Depuis la prise en charge par le bus navette, l’arrivée dans le somptueux décor offert par la forêt du Risoud, avec en prime la superbe fresque des portraits des Passeurs et les notices explicatives, l’accueil chaleureux sous la cantine, l’excellent repas servi avec diligence par du personnel souriant et efficace jusqu’à la couverture bienveillante et militaire en vue de la fraîcheur du soir, tout était parfait.
La représentation débute, le doute s’installe et le soufflé commence à tomber. Il ne fera – sauf durant la scène du travelling qui nous rapproche vaguement du sujet – que continuer de tomber.
Force est de constater que, dans la pièce «Le silence des bois», on baigne en plein nombrilisme. Le sujet traité étant les Passeurs du Risoud, on peut s’attendre à ce que les principaux acteurs soient Bernard Bouveret, Fred Reymond, Victoria et Madeleine Cordier ou Anne-Marie Im Hof-Piguet. Malheureusement non, le metteur en scène se met lui-même au centre de l’intrigue, pour autant qu’on puisse qualifier la pièce d’intrigue.
Je reconnais que l’exercice consistant à créer une pièce de théâtre sur les Passeurs du Risoud est un exercice très ardu. La technique du «théâtre dans le théâtre» ou de la mise en abîme telle qu’utilisée ajoute, de surcroît, une difficulté supplémentaire dont la pertinence et l’utilité restent à prouver.
N’aurait-il pas été préférable, dans le cas précis, de redonner enfin, et tout simplement, la parole aux Passeurs? Eux qui ont su agir, dans l’anonymat et le silence du geste qui sauve.

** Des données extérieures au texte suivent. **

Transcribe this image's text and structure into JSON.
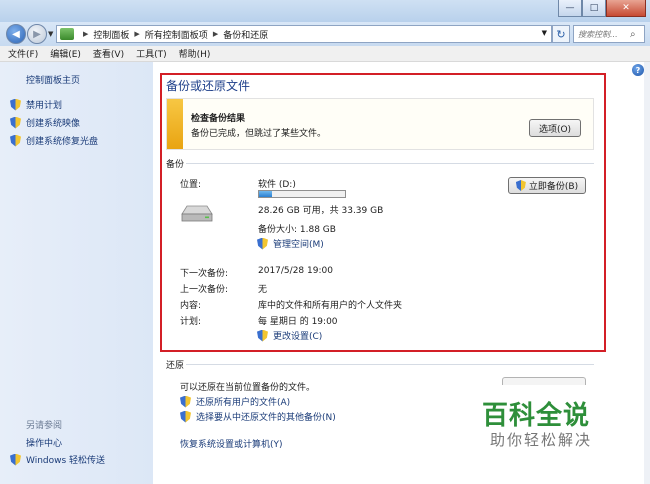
{
  "window": {
    "minimize_glyph": "—",
    "maximize_glyph": "□",
    "close_glyph": "✕"
  },
  "address": {
    "breadcrumbs": [
      "控制面板",
      "所有控制面板项",
      "备份和还原"
    ],
    "search_placeholder": "搜索控制..."
  },
  "menu": [
    "文件(F)",
    "编辑(E)",
    "查看(V)",
    "工具(T)",
    "帮助(H)"
  ],
  "sidebar": {
    "home": "控制面板主页",
    "items": [
      "禁用计划",
      "创建系统映像",
      "创建系统修复光盘"
    ],
    "see_also_title": "另请参阅",
    "see_also": [
      "操作中心",
      "Windows 轻松传送"
    ]
  },
  "main": {
    "title": "备份或还原文件",
    "notice": {
      "title": "检查备份结果",
      "text": "备份已完成，但跳过了某些文件。",
      "options_button": "选项(O)",
      "accent": "#f0b429"
    },
    "backup": {
      "section": "备份",
      "location_label": "位置:",
      "drive_name": "软件 (D:)",
      "drive_usage": 0.15,
      "space_text": "28.26 GB 可用，共 33.39 GB",
      "size_text": "备份大小: 1.88 GB",
      "manage_link": "管理空间(M)",
      "backup_now_button": "立即备份(B)",
      "next_label": "下一次备份:",
      "next_value": "2017/5/28 19:00",
      "last_label": "上一次备份:",
      "last_value": "无",
      "content_label": "内容:",
      "content_value": "库中的文件和所有用户的个人文件夹",
      "schedule_label": "计划:",
      "schedule_value": "每 星期日 的 19:00",
      "change_settings_link": "更改设置(C)"
    },
    "restore": {
      "section": "还原",
      "text": "可以还原在当前位置备份的文件。",
      "restore_all_link": "还原所有用户的文件(A)",
      "other_backup_link": "选择要从中还原文件的其他备份(N)",
      "recover_link": "恢复系统设置或计算机(Y)"
    }
  },
  "watermark": {
    "title": "百科全说",
    "subtitle": "助你轻松解决"
  },
  "colors": {
    "highlight_border": "#d31f26",
    "link": "#1a3b78",
    "title": "#1e3f8a",
    "watermark_green": "#2e8f3a"
  }
}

Eux qui ont dû continuer à gravir les montagnes et déplacer les frontières dans l’attente d’une tardive reconnaissance institutionnelle. La pièce aurait alors gagné en authenticité, en respect; elle aurait permis de rappeler et d’actualiser les valeurs, les idéaux et les aspirations qui étaient à l’origine de leurs motivations et de leurs actions désintéressées.
Dans un contexte où le négationnisme et l’extrême droite refont dangereusement surface un peu partout en Europe et ailleurs, à l’heure où les derniers témoins de cette triste période de l’Histoire de l’humanité se raréfient, le travail de mémoire est prioritaire.

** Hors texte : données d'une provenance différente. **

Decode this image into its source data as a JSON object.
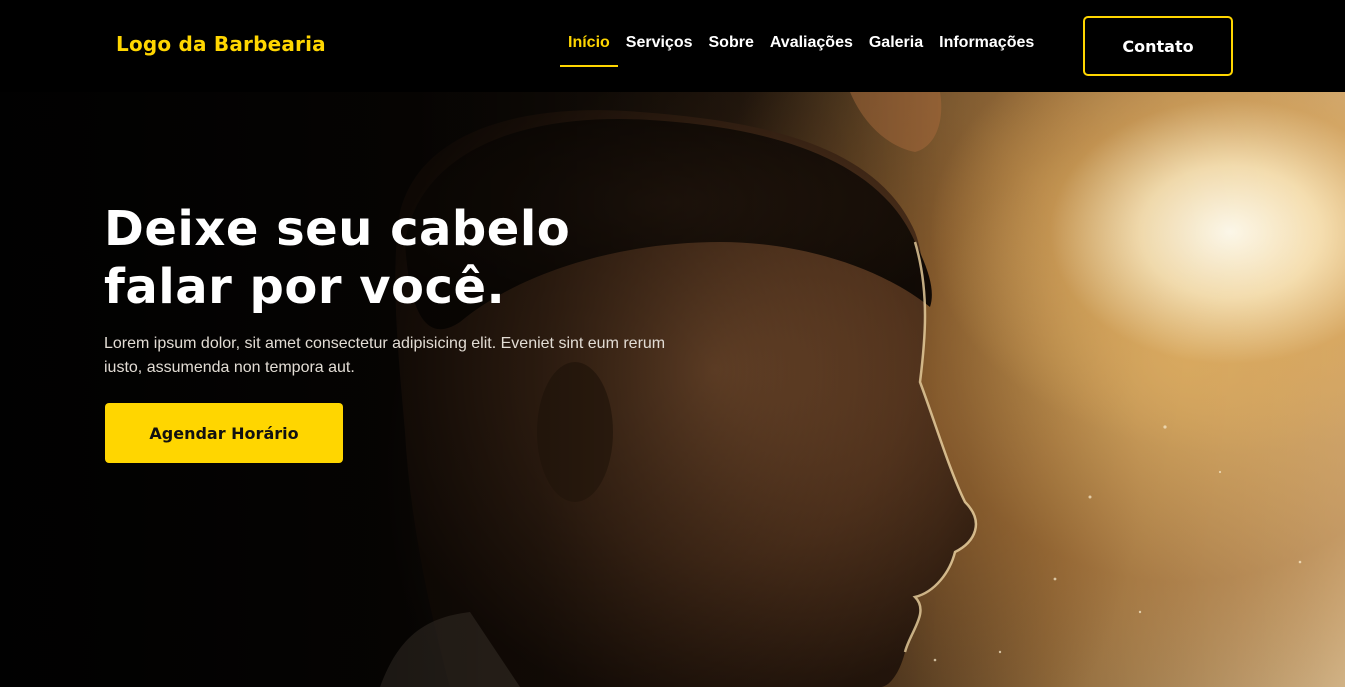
{
  "brand": {
    "logo_text": "Logo da Barbearia"
  },
  "nav": {
    "links": [
      {
        "label": "Início",
        "active": true
      },
      {
        "label": "Serviços",
        "active": false
      },
      {
        "label": "Sobre",
        "active": false
      },
      {
        "label": "Avaliações",
        "active": false
      },
      {
        "label": "Galeria",
        "active": false
      },
      {
        "label": "Informações",
        "active": false
      }
    ],
    "contact_label": "Contato"
  },
  "hero": {
    "title_line1": "Deixe seu cabelo",
    "title_line2": "falar por você.",
    "text": "Lorem ipsum dolor, sit amet consectetur adipisicing elit. Eveniet sint eum rerum iusto, assumenda non tempora aut.",
    "cta_label": "Agendar Horário",
    "image": "barbershop-client-portrait"
  },
  "colors": {
    "accent": "#ffd600",
    "background": "#000000",
    "text": "#ffffff"
  }
}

C’est avec un sentiment de grande déception que je suis arrivée au bout de la pièce. Fatiguée de surcroît d’avoir dû tendre l’oreille sans relâche pour comprendre les acteurs parfois dos au public, j’ai réprimé la folle envie de quitter les lieux avant la fin et sans attendre l’inintéressant dénouement des problèmes familiaux et pécuniaires du metteur en scène.
Quelle tristesse, quel gâchis… Un tel spectacle, non représentatif, jouant avec l’Histoire sans la respecter, sans la servir, ni la transmettre telle qu’elle doit l’être, constitue un jeu dangereux. Les acteurs de ladite pièce n’ont-ils donc jamais eu l’impression de bafouer la mémoire des Passeurs tout au long de leur (excellente pour certains) prestation? J’en suis perplexe.

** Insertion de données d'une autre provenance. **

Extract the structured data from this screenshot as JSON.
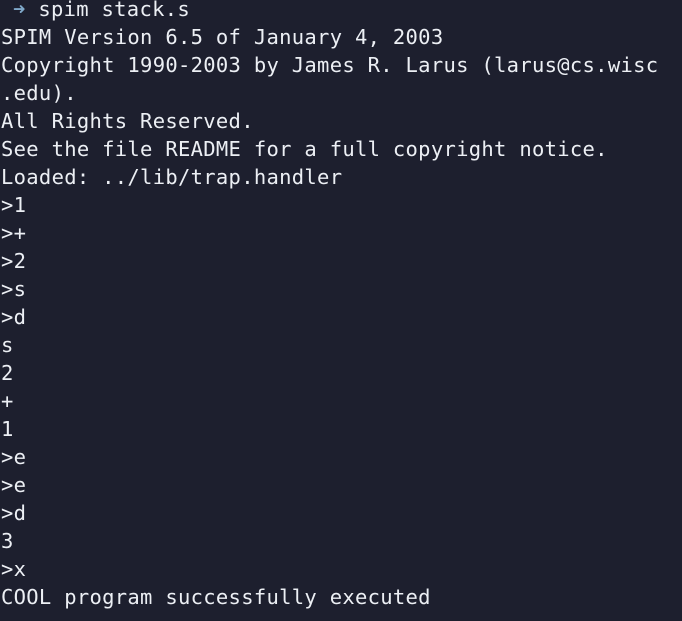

Permettez-moi de conclure ces quelques considérations par l’expression d’un profond et inaltérable sentiment de reconnaissance et de gratitude envers les Passeurs du Risoud qui ont écrit un chapitre important de l’Histoire. Ils ont été et sont encore un exemple, une représentation vivante des valeurs qui doivent, sans relâche, nous habiter, conduire nos réflexions et nos actions de citoyens responsables.
Puissent ces héros de l’ombre continuer à protéger, inspirer et motiver les générations futures.
Comme a dit M. Bouveret récemment, s’adressant à un groupe de jeunes gens: «Vous savez, ce n’est pas fini, la résistance continue».